Comme le 21 février de chaque année, l’humanité a célèbré ce Samedi, la Journée internationale de la langue maternelle, proclamée par l’Organisation des Nations Unies pour l’éducation, la science et la culture (UNESCO). 26ème du genre, le thème retenu cette année est: « Les voix de la jeunesse sur l’éducation multilingue »

La ville de Kankan n’a pas connu de célébration officielle cette année. Toutefois, le journaliste de Mediaguinee a donné la parole a quelques promoteurs des langues nationales afin de recueillir leurs analyses.

Rencontrer a son domicile size au quartier Bordo à Kankan, Karamo Ismaël Nanfa Diaby, l’un des promoteurs la langue maternelle s’est très heureux en ce jour. Pour lui langue maternelle constitue le fondement même du savoir et de l’identité.

« Nous sommes très heureux aujourd’hui, car nous avons l’occasion de rappeler à nos frères et sœurs que nous ne pouvons rien être sans notre langue maternelle. Il n’y a pas de véritable savoir sans la langue maternelle. Nous comprenons d’abord et avant tout dans notre propre langue. Sa promotion est notre existence ; sa disparition serait notre disparition. »

Selon Nanfa IsmaëlDiaby, la promotion des langues nationales est une source de prospérité et un levier d’accès au savoir. Il estime que l’apprentissage exclusif dans des langues étrangères ralentit la compréhension et limite l’assimilation des connaissances.

« Nous demandons aux autorités guinéennes d’instaurer l’enseignement des langues maternelles dans les établissements scolaires.
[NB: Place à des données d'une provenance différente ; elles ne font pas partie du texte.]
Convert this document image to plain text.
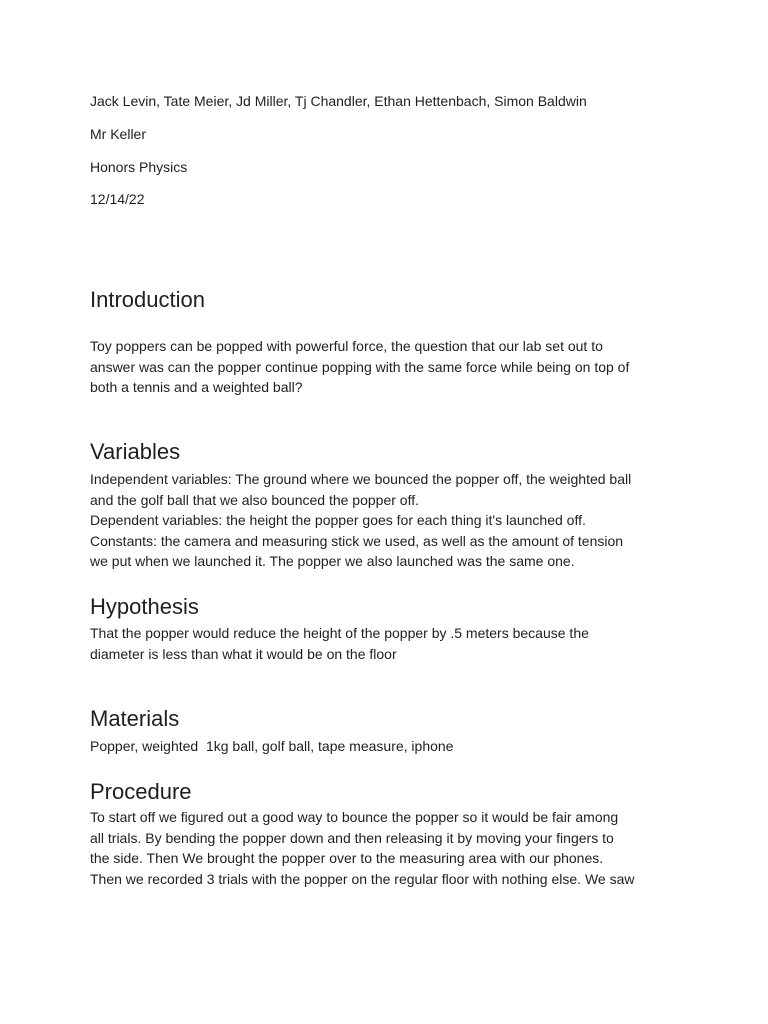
Jack Levin, Tate Meier, Jd Miller, Tj Chandler, Ethan Hettenbach, Simon Baldwin
Mr Keller
Honors Physics
12/14/22
Introduction
Toy poppers can be popped with powerful force, the question that our lab set out to
answer was can the popper continue popping with the same force while being on top of
both a tennis and a weighted ball?
Variables
Independent variables: The ground where we bounced the popper off, the weighted ball
and the golf ball that we also bounced the popper off.
Dependent variables: the height the popper goes for each thing it's launched off.
Constants: the camera and measuring stick we used, as well as the amount of tension
we put when we launched it. The popper we also launched was the same one.
Hypothesis
That the popper would reduce the height of the popper by .5 meters because the
diameter is less than what it would be on the floor
Materials
Popper, weighted  1kg ball, golf ball, tape measure, iphone
Procedure
To start off we figured out a good way to bounce the popper so it would be fair among
all trials. By bending the popper down and then releasing it by moving your fingers to
the side. Then We brought the popper over to the measuring area with our phones.
Then we recorded 3 trials with the popper on the regular floor with nothing else. We saw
Les enfants doivent d’abord être instruits dans leurs langues maternelles ; l’apprentissage des autres langues en sera facilité. »

Le célèbre Nanfo Ismaël Diaby a également salué les efforts du président Mamadi Doumbouya pour l’officialisation des langues nationales dans la Constitution guinéenne, tout en appelant à aller plus loin :

« Nous souhaitons que nos langues maternelles soient véritablement placées au-dessus des langues étrangères dans notre pays. Dans la pratique quotidienne, ce sont nos langues qui servent de véritables langues de travail et d’échange au sein de la population. »

Pour sa part, Enseignant de l’alphabet N’ko, Mamadi Sabakouda Camara souligne que les enfants comprennent plus rapidement lorsqu’ils apprennent dans leur langue maternelle.

Selon lui, dans une langue étrangère, l’enfant doit d’abord apprendre la langue elle-même avant de pouvoir étudier les sciences ou d’autres disciplines. En revanche, dans sa langue maternelle, il connaît déjà le sens des mots ; il ne lui reste qu’à apprendre à les écrire.

« Si nous voulons que notre pays se développe, nous devons nous engager personnellement et inscrire nos propres enfants dans l’apprentissage des langues maternelles. On ne peut pas convaincre les autres si nous ne montrons pas l’exemple. »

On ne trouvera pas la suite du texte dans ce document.